Kindness in Communication
Communication guides many aspects of kindness.
Kindness Communication Locally
Empathy Tent at Eugene Saturday Market – Come on by and get some empathy, and/or volunteer to be a “Listener.”
Nonviolent Communication (NVC), also known as Compassionate Communication, is a process developed by Dr. Marshall Rosenberg based on a vision of the world in which everyone’s needs are met peacefully through relationships guided by compassion. NVC can be used to:
- Cultivate a kinder, more authentic connection with yourself and others
- Re-establish trust and honesty in intimate relationships
- Improve communication among family members of all ages
- Create productive & cooperative ways of working among employees, staff & managers
- Translate wants & desires into requests that are clear, compassionate, direct & doable.
The Center for Nonviolent Communication provides information and resources.
The Oregon Network for Compassionate Communication (ORNCC) offers talks, trainings, practice groups and events.
Resources for Kindness in Communication
Why Kindness is Key When You Communicate
From Clear Thinking Communications and Susan Parker
The author identifies three concrete ways to be kind and, in the process, become a better communicator:
- Look for the best ideas in someone ‘s point of view: Good communications starts with openness to people’s ideas and new ways of thinking.

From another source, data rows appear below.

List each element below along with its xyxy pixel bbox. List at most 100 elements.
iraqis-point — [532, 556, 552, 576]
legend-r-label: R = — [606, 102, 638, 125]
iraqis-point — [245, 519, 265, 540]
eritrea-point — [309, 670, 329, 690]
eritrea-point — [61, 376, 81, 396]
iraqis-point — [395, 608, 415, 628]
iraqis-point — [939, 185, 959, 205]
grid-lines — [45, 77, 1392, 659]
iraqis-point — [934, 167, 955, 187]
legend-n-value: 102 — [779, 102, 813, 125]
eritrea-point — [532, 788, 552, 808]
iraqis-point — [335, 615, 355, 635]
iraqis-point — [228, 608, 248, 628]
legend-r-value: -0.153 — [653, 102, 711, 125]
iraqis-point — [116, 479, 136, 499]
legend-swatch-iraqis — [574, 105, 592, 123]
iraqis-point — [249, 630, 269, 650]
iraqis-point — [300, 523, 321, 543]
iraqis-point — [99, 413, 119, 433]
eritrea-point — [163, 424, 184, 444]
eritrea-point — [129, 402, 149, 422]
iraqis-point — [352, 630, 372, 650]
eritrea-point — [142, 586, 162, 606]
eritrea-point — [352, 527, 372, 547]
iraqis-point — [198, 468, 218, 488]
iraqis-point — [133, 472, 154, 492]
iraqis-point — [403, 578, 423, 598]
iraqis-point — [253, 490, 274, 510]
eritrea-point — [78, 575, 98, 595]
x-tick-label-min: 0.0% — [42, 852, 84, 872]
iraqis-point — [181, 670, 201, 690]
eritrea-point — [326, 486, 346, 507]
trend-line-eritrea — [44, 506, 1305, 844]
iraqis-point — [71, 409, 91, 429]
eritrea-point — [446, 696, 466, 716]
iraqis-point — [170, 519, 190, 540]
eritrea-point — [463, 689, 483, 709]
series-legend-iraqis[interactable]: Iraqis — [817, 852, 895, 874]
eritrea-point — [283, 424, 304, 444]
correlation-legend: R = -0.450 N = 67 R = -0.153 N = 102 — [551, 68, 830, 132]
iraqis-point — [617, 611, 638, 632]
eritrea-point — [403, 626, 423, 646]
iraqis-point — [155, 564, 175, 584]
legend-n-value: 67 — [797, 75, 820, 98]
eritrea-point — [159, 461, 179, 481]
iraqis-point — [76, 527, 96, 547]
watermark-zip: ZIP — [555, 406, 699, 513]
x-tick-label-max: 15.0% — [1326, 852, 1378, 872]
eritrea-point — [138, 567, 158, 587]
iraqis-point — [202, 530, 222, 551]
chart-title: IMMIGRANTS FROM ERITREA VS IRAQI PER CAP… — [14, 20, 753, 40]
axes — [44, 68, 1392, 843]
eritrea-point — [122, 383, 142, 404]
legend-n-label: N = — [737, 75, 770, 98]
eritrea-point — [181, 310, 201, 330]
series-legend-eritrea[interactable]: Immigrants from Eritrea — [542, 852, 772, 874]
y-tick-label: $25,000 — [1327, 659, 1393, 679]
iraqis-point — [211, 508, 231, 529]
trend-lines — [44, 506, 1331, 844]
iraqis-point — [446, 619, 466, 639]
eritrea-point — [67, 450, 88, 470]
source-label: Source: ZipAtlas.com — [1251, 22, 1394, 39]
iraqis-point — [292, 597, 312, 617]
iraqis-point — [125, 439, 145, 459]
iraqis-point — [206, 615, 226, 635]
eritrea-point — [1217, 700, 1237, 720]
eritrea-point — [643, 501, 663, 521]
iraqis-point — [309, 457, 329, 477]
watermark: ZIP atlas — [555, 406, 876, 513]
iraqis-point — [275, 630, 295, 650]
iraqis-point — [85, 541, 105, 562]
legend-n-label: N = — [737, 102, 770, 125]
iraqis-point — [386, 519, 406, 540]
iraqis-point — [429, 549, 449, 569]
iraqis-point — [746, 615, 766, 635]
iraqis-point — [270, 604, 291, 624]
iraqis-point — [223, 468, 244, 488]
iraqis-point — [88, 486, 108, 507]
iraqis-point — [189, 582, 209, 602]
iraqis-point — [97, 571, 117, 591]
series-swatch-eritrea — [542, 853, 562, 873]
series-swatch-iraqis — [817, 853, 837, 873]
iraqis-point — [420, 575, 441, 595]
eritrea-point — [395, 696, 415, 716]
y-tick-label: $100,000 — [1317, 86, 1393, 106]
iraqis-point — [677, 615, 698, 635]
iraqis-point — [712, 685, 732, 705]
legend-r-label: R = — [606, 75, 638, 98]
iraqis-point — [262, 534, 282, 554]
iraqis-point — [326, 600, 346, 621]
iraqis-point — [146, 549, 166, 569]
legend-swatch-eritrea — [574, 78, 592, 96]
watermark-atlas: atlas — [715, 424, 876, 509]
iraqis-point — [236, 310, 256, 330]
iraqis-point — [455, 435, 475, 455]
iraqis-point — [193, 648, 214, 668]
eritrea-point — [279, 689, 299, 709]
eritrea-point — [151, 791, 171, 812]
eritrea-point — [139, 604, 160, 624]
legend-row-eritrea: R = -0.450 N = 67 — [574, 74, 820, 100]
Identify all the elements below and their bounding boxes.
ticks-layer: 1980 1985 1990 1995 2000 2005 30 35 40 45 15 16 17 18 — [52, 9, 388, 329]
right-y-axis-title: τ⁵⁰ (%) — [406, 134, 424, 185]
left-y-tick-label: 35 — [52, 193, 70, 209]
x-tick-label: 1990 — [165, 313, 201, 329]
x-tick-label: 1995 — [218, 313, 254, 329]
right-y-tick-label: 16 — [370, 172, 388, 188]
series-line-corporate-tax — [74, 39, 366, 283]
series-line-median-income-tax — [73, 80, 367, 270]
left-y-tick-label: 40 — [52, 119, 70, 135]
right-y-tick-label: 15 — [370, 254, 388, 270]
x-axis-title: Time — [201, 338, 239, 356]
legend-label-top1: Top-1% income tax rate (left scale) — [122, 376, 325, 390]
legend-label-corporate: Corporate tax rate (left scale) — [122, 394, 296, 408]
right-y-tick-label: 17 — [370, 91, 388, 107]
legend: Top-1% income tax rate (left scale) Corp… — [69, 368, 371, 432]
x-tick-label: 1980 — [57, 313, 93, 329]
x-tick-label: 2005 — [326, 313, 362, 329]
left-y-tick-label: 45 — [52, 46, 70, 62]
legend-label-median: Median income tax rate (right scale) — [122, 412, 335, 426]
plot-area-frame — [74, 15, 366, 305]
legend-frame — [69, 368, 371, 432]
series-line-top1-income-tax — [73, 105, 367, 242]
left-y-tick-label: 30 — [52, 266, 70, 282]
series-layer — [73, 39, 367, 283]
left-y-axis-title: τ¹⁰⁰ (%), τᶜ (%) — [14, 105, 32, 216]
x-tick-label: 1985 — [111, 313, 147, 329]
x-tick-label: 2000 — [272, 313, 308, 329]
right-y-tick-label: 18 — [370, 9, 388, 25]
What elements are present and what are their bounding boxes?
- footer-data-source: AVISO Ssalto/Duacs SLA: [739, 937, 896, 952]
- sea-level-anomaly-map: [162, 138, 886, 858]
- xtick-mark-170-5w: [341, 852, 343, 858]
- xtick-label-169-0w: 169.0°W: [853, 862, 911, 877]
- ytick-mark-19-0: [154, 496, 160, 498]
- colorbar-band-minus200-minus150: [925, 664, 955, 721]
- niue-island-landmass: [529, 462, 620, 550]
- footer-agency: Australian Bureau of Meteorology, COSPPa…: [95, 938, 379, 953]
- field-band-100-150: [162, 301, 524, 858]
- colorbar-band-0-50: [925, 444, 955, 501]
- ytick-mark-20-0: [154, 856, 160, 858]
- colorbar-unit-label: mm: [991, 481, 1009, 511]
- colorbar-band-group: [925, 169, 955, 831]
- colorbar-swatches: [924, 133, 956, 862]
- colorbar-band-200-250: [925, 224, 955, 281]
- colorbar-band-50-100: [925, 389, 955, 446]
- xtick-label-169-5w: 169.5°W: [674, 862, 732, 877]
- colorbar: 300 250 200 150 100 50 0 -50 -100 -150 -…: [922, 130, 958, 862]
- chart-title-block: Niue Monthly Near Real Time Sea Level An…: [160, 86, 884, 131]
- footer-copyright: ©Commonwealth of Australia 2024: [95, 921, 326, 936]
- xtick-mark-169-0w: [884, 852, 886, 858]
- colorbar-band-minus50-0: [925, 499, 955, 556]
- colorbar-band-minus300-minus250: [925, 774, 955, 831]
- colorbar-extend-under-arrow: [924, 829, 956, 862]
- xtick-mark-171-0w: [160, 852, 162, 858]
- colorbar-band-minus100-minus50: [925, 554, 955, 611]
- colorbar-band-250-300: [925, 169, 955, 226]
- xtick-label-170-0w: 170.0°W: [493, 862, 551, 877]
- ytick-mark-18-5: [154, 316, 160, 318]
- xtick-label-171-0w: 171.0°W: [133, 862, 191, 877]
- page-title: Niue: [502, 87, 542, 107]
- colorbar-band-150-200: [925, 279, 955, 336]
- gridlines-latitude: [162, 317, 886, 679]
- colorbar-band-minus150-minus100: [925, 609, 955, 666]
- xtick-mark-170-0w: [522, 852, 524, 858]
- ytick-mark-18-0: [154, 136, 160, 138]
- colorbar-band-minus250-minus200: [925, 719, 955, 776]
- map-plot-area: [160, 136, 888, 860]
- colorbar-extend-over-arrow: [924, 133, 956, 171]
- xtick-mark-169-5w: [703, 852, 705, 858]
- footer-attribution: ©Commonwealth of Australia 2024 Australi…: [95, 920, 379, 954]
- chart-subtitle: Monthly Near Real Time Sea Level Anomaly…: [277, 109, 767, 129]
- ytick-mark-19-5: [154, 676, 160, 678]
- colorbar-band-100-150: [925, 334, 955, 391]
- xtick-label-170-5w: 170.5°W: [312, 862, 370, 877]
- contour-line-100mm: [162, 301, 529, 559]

- Include people: When you bring new people into your circle, there’s a good chance that you’ll learn something new.
- Learn someone else’s “language:” When you take the time to learn someone else’s language (i.e., the words they use) you are showing them respect and kindness.
Kindness is the Best Way to Communicate
The author identifies a number of ways in which you can reach out to people through kindness:
- Act through love and kindness
- Praise someone who needs to know their worth
- Help an elderly person
- Stop being jealous or complaining
- Be the person who begins a conversation
- Write thank you notes
The Kind Habit of Constructive Communication:
Responding from a Place of Vulnerability and Interest
Doug Carnine, How Love Wins: The Power of Mindful Kindness
One way to prevent the unmindful-unkind cycle is to build a habit of constructive communication (verbal and non-verbal) based on vulnerability, respect, and interest in the other person. An important way to show interest in another person is to be curious about them and ask questions in a respectful manner. A different type of communication skill is asking questions to verify your beliefs.
Meta-Emotion: How You Feel About Feelings
As Dr. John Gottman explains in What Makes Love Last? and How to be a Great Listener, “If you can’t get beyond the belief that negative emotions are a waste of time and even dangerous, you will not be able to attune your partner enough to succeed.”
What Gottman means by “attune” is increasing your understanding of your partner and expressing acceptance and support. Dr. Gottman provides an easy path to attunement called the art of intimate conversation. The intimate conversation has the following steps:
- Put your feelings into words
- Ask open-ended questions
- Follow up with statements that deepen connection
- Express compassion and empathy
The Magic Relationship Ratio, According to Science
To understand the difference between happy and unhappy couples, Dr. Gottman and Robert Levenson began doing longitudinal studies of couples in the 1970s. They asked couples to solve a conflict in their relationship in 15 minutes, then sat back and watched. After carefully reviewing the tapes and following up with them nine years later, they were able to predict which couples would stay together and which would divorce with over 90% accuracy. Their discovery was simple.
The difference between happy and unhappy couples is the balance between positive and negative interactions during conflict. There is a very specific ratio that makes love last. That “magic ratio” is 5 to 1. This means that for every negative interaction during conflict, a stable and happy marriage has five (or more) positive interactions.